The treatment team prioritized Melody’s needs and strengths. Due to the fact that Melody was so difficult to engage and ran away on a regular basis, it was more difficult than usual to identify her strengths and to address the first priority, her medical issues. We did see a pattern in her runaway behavior though. She always came back. If she ran away on the weekend she always came back on Monday morning. If she ran during the week she came back before the end of the fourth day because she knows that CTS is able to keep beds open for a youth for only four days after they AWOL. So the treatment team set up all her appointments for her “comeback” day. The treatment parent cleared her calendar for the day so she could be available for Melody. She welcomed her “home.” This continued for three months until Melody stopped running away.

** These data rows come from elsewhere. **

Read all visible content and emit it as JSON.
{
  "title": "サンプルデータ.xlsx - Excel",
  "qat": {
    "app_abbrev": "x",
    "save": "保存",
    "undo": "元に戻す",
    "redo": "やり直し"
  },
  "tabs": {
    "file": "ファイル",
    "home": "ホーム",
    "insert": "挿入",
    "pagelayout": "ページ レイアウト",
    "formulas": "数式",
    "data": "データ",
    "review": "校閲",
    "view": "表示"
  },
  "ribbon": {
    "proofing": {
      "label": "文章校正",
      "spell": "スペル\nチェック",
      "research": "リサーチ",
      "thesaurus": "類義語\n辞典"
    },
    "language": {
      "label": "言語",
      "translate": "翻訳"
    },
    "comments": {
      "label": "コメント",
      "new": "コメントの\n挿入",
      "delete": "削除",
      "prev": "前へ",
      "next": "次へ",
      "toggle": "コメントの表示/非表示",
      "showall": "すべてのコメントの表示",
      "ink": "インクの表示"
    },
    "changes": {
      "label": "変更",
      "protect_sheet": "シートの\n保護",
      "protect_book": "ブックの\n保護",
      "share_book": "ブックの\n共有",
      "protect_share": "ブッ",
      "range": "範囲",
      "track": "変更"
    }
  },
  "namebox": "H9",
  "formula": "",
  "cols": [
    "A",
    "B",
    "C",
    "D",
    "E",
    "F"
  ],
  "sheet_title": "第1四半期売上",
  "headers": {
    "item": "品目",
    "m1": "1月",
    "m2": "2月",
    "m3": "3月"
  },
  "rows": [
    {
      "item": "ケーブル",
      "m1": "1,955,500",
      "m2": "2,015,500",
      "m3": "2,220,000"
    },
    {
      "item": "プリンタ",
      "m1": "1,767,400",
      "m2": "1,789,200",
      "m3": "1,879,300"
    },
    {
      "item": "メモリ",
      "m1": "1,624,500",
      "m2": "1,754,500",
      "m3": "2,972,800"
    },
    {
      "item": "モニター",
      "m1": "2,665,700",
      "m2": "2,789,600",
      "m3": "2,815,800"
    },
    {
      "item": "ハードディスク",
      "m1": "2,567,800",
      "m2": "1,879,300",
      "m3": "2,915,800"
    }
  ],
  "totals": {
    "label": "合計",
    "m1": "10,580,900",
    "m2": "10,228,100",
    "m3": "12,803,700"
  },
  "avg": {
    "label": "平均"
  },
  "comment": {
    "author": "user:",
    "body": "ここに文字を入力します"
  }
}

Once Melody was more accessible, the team began to address the treatment and medical priorities. As her blood sugars stabilized so did her mood swings and bed wetting. Medication cleared her other medical conditions. We enrolled her in school. As Melody become more physically stable we began her psychotherapy. We facilitated Melody’s participation in a journaling program, she joined the drill team, she took dance lessons and she went to yoga. Progress in therapy was slow because there were too many things that Melody did not want to relive or remember. CTS clinicians are experts in interventions with youth who have been traumatized so the clinician took cues from Melody as to how much she could tolerate.
Melody is going to be discharged from CTS soon. She has received her GED, scoring 720 out of a possible maximum of 800. Melody has been accepted to the police academy. She has been in contact with the agency where her daughter has been placed in an attempt to regain custody. Melody is focused, happy and hopeful for her future as well as her daughter’s.